Church Leadership
9 Things I Love to Hear In a Sermon
After thousands of sermons, you stop being impressed by the flash, and you start noticing the essentials.

I've heard thousands of sermons. Good ones and bad ones.

I've preached thousands of sermons. Good ones and bad ones.

When you hear and preach that many sermons, you stop being impressed by the flashy things that don't matter and you start noticing the fundamental things that do matter.

I'm not opposed to a good illustration to make a point memorable. I've been known to use video clips, have a skit 'interrupt’ my message, climb up a ladder and more to drive a point home.

This is not a “what do seekers/millennials want to hear when they come to your church” list. Although those are fine. I’ve written and spoken about those important issues in the past and I probably will again.

This is more personal. It’s what matters to me after hearing so many sermons that the fluff starts feeling repetitive and the cream starts rising to the top.

But, as I wrote in my companion post, 9 Things I Love to See When I Visit a Church, I don’t think I’m alone in this. I suspect that a lot of people – both seekers and saints – would give us a similar list if we knew how to ask them the right questions.

1. I want to be taught God's Word, warts and all

I can get self-help anywhere. I come to church for God’s help – and for his glory. The only place I can be assured of hearing that is between the covers of the Bible.

But please don’t clean the Bible up for me. You’re not helping it or me when you do that.

Please don’t clean the Bible up for me. You’re not helping it or me when you do that.

The Bible wasn’t handed down from a cloud between fluttering angel’s wings. So we need to stop preaching it as though it was.

It was written in the grit and dirt of people’s real lives. So it speaks to me in the grit and dirt of my real life.

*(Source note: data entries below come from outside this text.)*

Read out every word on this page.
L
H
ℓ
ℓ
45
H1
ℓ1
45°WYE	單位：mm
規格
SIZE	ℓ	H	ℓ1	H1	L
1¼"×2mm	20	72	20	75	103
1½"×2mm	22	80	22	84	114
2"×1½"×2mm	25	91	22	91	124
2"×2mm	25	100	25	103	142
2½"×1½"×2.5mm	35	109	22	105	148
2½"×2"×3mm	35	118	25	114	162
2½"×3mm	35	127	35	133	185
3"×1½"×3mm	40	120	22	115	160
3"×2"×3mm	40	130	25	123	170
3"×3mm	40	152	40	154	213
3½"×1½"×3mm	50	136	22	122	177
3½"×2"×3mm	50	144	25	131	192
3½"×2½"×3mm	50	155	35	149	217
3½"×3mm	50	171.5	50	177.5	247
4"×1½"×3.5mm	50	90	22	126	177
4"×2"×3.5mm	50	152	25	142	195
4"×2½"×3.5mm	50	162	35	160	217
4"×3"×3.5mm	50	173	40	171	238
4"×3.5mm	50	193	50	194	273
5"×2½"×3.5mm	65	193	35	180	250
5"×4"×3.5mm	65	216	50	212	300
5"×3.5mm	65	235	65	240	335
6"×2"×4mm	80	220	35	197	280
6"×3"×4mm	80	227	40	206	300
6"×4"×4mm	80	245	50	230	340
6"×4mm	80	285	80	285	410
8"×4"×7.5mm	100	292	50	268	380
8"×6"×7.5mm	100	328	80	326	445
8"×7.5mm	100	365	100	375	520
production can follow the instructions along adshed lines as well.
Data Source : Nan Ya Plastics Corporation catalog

We don’t need to clean the Bible up. It doesn’t need our help. It’s never wrong and it never contradicts itself. But it is filled with paradoxes.

It’s messy. But it’s true.

When we acknowledge that mess, our preaching feels more real.

Real is better than tidy.

2. I want to be told how great Jesus is (Not how great I am. Or you are. Or America is.)

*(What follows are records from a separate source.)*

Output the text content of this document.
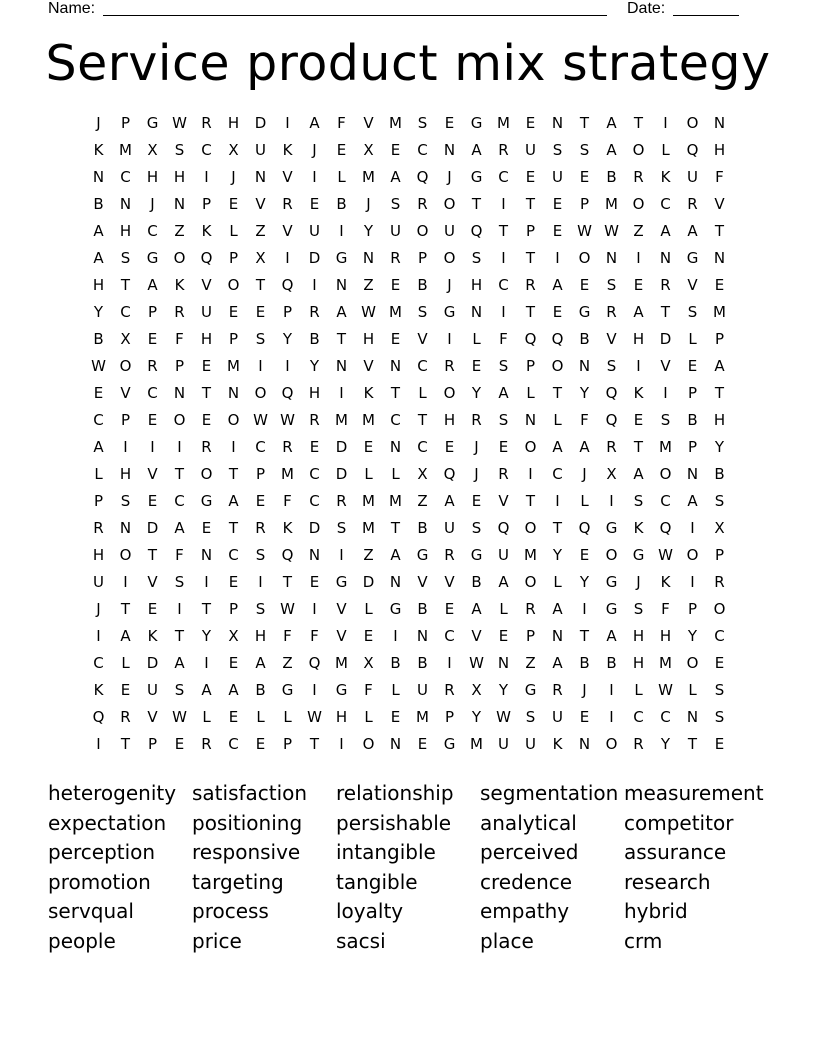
Name:	Date:
Service product mix strategy
J	P	G W R	H	D	I	A	F	V	M	S	E	G M	E	N	T	A	T	I	O	N
K	M	X	S	C	X	U	K	J	E	X	E	C	N	A	R	U	S	S	A	O	L	Q	H
N	C	H	H	I	J	N	V	I	L	M	A	Q	J	G	C	E	U	E	B	R	K	U	F
B	N	J	N	P	E	V	R	E	B	J	S	R	O	T	I	T	E	P	M O	C	R	V
A	H	C	Z	K	L	Z	V	U	I	Y	U	O	U	Q	T	P	E W W Z	A	A	T
A	S	G	O	Q	P	X	I	D	G	N	R	P	O	S	I	T	I	O	N	I	N	G	N
H	T	A	K	V	O	T	Q	I	N	Z	E	B	J	H	C	R	A	E	S	E	R	V	E
Y	C	P	R	U	E	E	P	R	A W M	S	G	N	I	T	E	G	R	A	T	S	M
B	X	E	F	H	P	S	Y	B	T	H	E	V	I	L	F	Q	Q	B	V	H	D	L	P
W O	R	P	E	M	I	I	Y	N	V	N	C	R	E	S	P	O	N	S	I	V	E	A
E	V	C	N	T	N	O	Q	H	I	K	T	L	O	Y	A	L	T	Y	Q	K	I	P	T
C	P	E	O	E	O W W R	M M	C	T	H	R	S	N	L	F	Q	E	S	B	H
A	I	I	I	R	I	C	R	E	D	E	N	C	E	J	E	O	A	A	R	T	M	P	Y
L	H	V	T	O	T	P	M	C	D	L	L	X	Q	J	R	I	C	J	X	A	O	N	B
P	S	E	C	G	A	E	F	C	R	M M	Z	A	E	V	T	I	L	I	S	C	A	S
R	N	D	A	E	T	R	K	D	S	M	T	B	U	S	Q	O	T	Q	G	K	Q	I	X
H	O	T	F	N	C	S	Q	N	I	Z	A	G	R	G	U	M	Y	E	O	G W O	P
U	I	V	S	I	E	I	T	E	G	D	N	V	V	B	A	O	L	Y	G	J	K	I	R
J	T	E	I	T	P	S W	I	V	L	G	B	E	A	L	R	A	I	G	S	F	P	O
I	A	K	T	Y	X	H	F	F	V	E	I	N	C	V	E	P	N	T	A	H	H	Y	C
C	L	D	A	I	E	A	Z	Q M	X	B	B	I	W N	Z	A	B	B	H M O	E
K	E	U	S	A	A	B	G	I	G	F	L	U	R	X	Y	G	R	J	I	L	W	L	S
Q	R	V W	L	E	L	L	W H	L	E	M	P	Y	W S	U	E	I	C	C	N	S
I	T	P	E	R	C	E	P	T	I	O	N	E	G M	U	U	K	N	O	R	Y	T	E
heterogenity satisfaction	relationship	segmentation measurement
expectation	positioning	persishable	analytical	competitor
perception	responsive	intangible	perceived	assurance
promotion	targeting	tangible	credence	research
servqual	process	loyalty	empathy	hybrid
people	price	sacsi	place	crm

I love America. And you. And I’m not into self-abuse.

But it’s not my church, your church or America’s church (or whatever nation you may be from). It’s Christ’s church.

Tell me how much Jesus loves me, not how much I should love myself.

No church has ever gone wrong by talking about Jesus too much.

3. I want to hear a sermon you didn’t find online

When I hear someone preach, I only want one degree of separation between the Bible and me.

That doesn’t mean preachers can’t learn from each other, use their denomination’s preaching calendar, or other tools. But taking someone else’s sermon and passing it off as your own is lazy. And it’s theft. Anywhere outside the church, it’s called plagiarism. But pastors joke about it. It’s not funny. Our standards should be higher, not lower.

Plus, if you found your sermon online, so can I. And if I can find it online, why am I coming to your church?

4. I want to hear about the preacher’s struggles as well as their certainties

I don’t like being yelled at by someone who acts like they’re better than me. They might be better than me. A lot of people are. But the fact that you think you’re better than me means you’re probably not.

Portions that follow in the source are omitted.